Lesetipps
Sie brauchen neuen Lesestoff? Wir stellen Ihnen sechs philosophische Neuerscheinungen in Kurzrezensionen vor. Es geht unter anderem um Nietzsche, eine Katze im Wald und das gute Leben.
Coronadenker
Slavoj Žižek und Corona, das beginnt auch in der zweiten Pandemie-Chronik des slowenischen Denkers durchaus verheißungsvoll: Im Streit um den richtigen Umgang mit Covid-19, erklärt er, träten verschiedene Weltanschauungen so offen zutage wie sonst nie, weshalb heute praktisch jeder zum Philosophen werde. Für žižeksche Verhältnisse originell unoriginell: Die Pandemie behandelt der Philosoph eher als Chiffre für die allgemeine psychosoziale Distanzierung, um bald zu seinen Standardthemen wie Subjektverlust und postliberales Zeitalter zurückzufinden. Warum ein Philosoph über die Obst- und Gemüseernte schreiben sollte, betitelt er die Einleitung mit allem Recht.
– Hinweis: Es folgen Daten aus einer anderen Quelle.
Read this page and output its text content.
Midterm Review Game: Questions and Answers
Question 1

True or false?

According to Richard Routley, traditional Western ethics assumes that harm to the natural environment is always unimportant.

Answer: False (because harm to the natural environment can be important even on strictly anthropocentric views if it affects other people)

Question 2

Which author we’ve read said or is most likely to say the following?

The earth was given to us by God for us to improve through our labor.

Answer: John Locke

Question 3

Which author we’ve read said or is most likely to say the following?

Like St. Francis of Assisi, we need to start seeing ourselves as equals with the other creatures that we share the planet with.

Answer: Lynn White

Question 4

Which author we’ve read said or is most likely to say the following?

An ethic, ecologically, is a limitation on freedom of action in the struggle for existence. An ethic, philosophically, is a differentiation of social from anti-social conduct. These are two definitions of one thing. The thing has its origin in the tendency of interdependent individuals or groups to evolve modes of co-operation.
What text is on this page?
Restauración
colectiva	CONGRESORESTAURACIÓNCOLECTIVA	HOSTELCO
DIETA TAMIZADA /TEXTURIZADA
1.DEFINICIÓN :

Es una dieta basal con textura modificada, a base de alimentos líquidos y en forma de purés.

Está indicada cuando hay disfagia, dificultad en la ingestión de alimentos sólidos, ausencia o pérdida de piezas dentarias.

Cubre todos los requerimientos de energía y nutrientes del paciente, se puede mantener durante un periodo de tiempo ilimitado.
Der Ertrag: ein gut verdaulicher philosophischer Snack. (Tilman Salomon)
Slavoj Žižek: Pandemie! II: Chronik einer verlorenen Zeit; Übers. v. Andreas Pöschl Passagen, 184 S., 22 €
Teilnehmende Beobachtung
Gleich im ersten Text geht es ums Ganze: um die Menschenrechte, von denen immer wieder behauptet wurde, dass sie nur für „die Richtigen“ gelten. Die Schriftstellerin Nora Bossong, Kolumnistin im Philosophie Magazin, besucht Ruanda, fährt zum Braunkohletagebau und denkt über das Böse nach. Literatur erzähle nicht vom „richtigen Menschen“, sondern vom Menschen, schreibt sie – und das stimmt auch für diese klug teilnehmenden Politischen Texte. (Jutta Person)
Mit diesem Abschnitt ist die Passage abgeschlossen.